I'd ersonally say its normal. Finding out we're pregnant and being pregnant are the most exciting and natural thongs. So its not wrong to miss it. It'd be like hitting the lottery and wantong to win agin, who wouldn't? Its a beautiful thing. Once ypu feel something so beautiful, you want to feel it as many more times as you can. The kicking, the hiccuping, the ultrasounds, everything.
Just remember how blessed we are that we have had these experiences. Many women can't evrn have a choice. And even if you can't get pregnant again, hey at least you've got to experience sich a beautiful thing!and out of it you have your beautiful babies. Or baby.
I hope thongs start looking up for you two.
Sometimes I still feel blue. But I think for me its more because I'm 16 and slightly disappointed in myself for the way things worked out for me. I'm not ashamed of my son and I. Will never regret him. I just wish i could have given him married parents, and a nice big house. His own bedroom, private schooling. But I can't and that brings me down.
I mean I know he'll have all of that one day, OH and I will get married, I'll finish school and we'll be set. But I wish he was just born into it. Not born into a life where his parents are still kids themselves.

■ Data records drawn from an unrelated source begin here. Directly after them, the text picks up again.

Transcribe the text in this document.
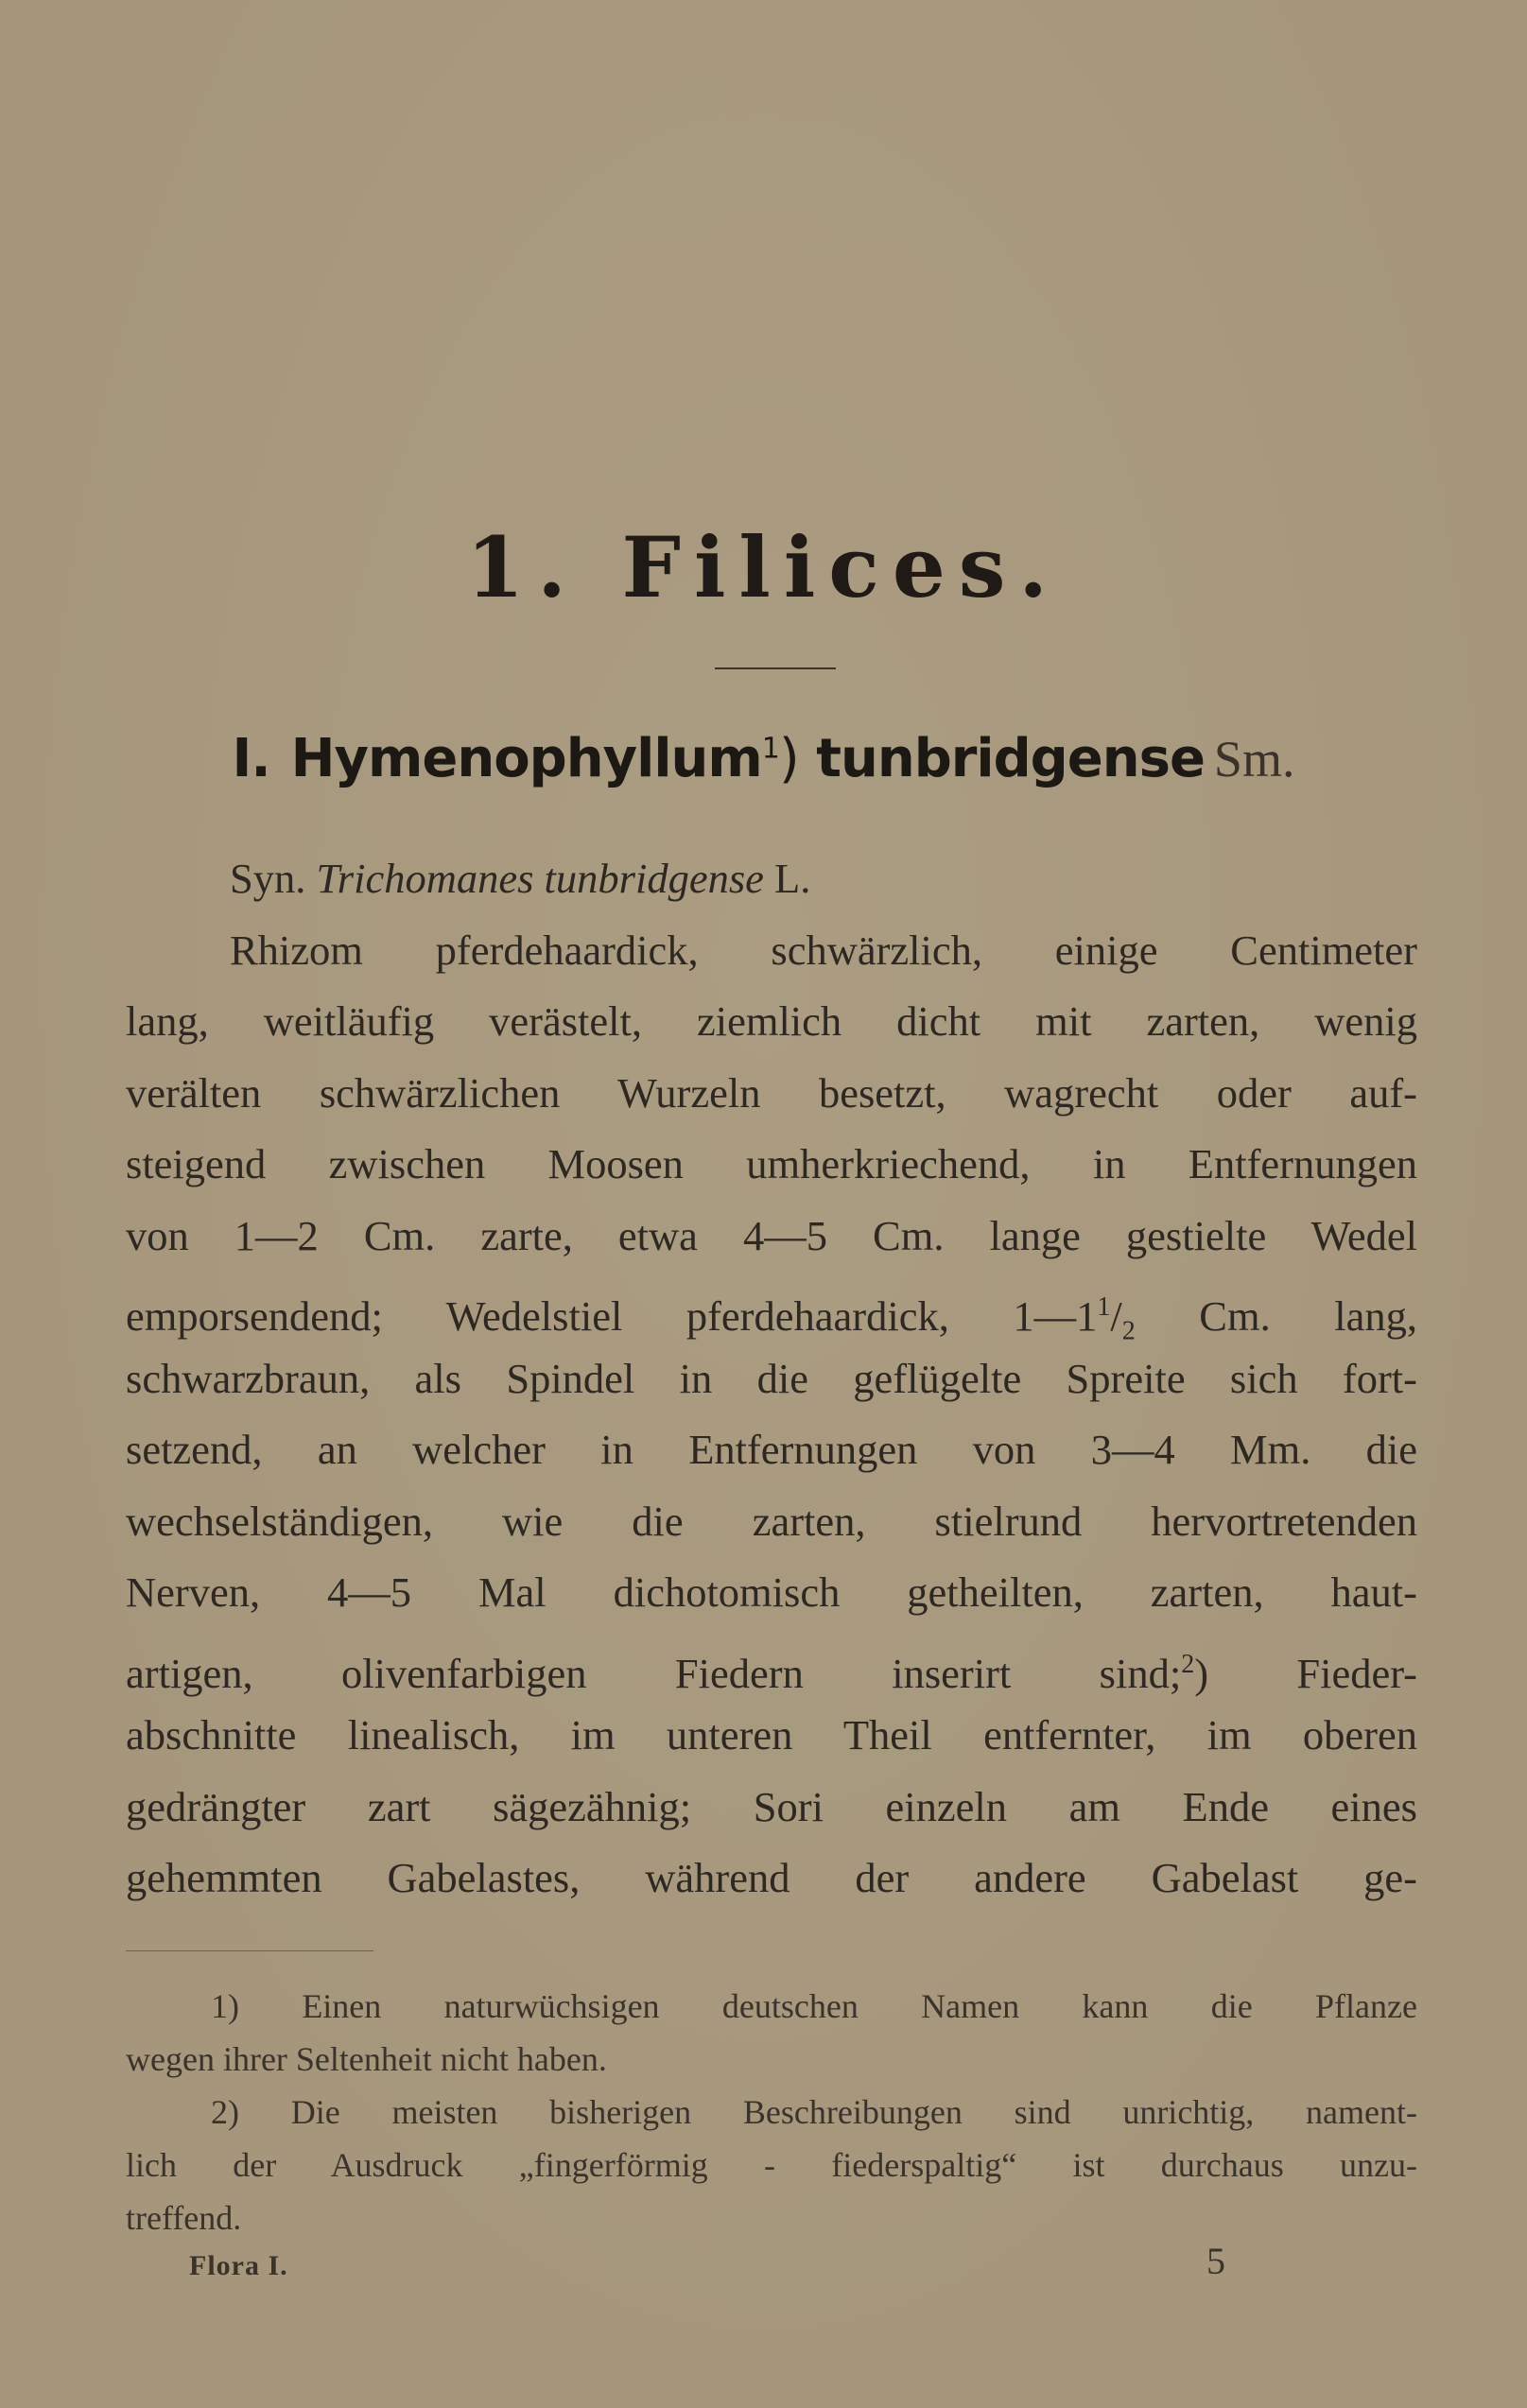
1. Filices.
I. Hymenophyllum$^1$) tunbridgense Sm.
Syn. Trichomanes tunbridgense L.
Rhizom pferdehaardick, schwärzlich, einige Centimeter
lang, weitläufig verästelt, ziemlich dicht mit zarten, wenig
verälten schwärzlichen Wurzeln besetzt, wagrecht oder auf-
steigend zwischen Moosen umherkriechend, in Entfernungen
von 1—2 Cm. zarte, etwa 4—5 Cm. lange gestielte Wedel
emporsendend; Wedelstiel pferdehaardick, $1—1^1/_2$ Cm. lang,
schwarzbraun, als Spindel in die geflügelte Spreite sich fort-
setzend, an welcher in Entfernungen von 3—4 Mm. die
wechselständigen, wie die zarten, stielrund hervortretenden
Nerven, 4—5 Mal dichotomisch getheilten, zarten, haut-
artigen, olivenfarbigen Fiedern inserirt sind;$^2$) Fieder-
abschnitte linealisch, im unteren Theil entfernter, im oberen
gedrängter zart sägezähnig; Sori einzeln am Ende eines
gehemmten Gabelastes, während der andere Gabelast ge-
1) Einen naturwüchsigen deutschen Namen kann die Pflanze
wegen ihrer Seltenheit nicht haben.
2) Die meisten bisherigen Beschreibungen sind unrichtig, nament-
lich der Ausdruck „fingerförmig - fiederspaltig“ ist durchaus unzu-
treffend.
Flora I.	5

I just love my son so much and the way people look at mw for being a teenage mother, I don't ever want my son to say "mommy whys everyone staring at us" or think he isn't very much loved and wanted because he is. He's my miracle.
And thinking of all of this can be very upsetting and depressing.

But just look at the upsides of things ladies.
 
I also hope you ladies are feeling better and can get some good advice from your doctors. I think it is normal to feel this way in the beginning, but if it continues then I think it's something to start being concerned about. I have felt this way since LO was born and he is 8 months now. Sometimes, it makes me really sad. I was diagnosed with Postpartum Depression, so it is possible that the two are related.
 
I was drawn to this thread as I am totally mourning my baby bump - Esp the kicks and hearing the heartbeat.
I delivered a beautiful 2nd boy 4 days ago and although I am experiencing the magic of the bonding experience, I have my mind filled with thoughts about when we should get pregnant again and of course will I ever get my longed for little girl??
We did not not know what we were having so I suppose so of the buzz of pregnancy was around the suspense...( the problem with being team yellow..)
I am 36 so really if we are going to do it we cannot wait more then a yr..
My DH is adamant we need to stop here but I don't think I will manage that. I wonder if I will feel more at peace in the coming weeks or months?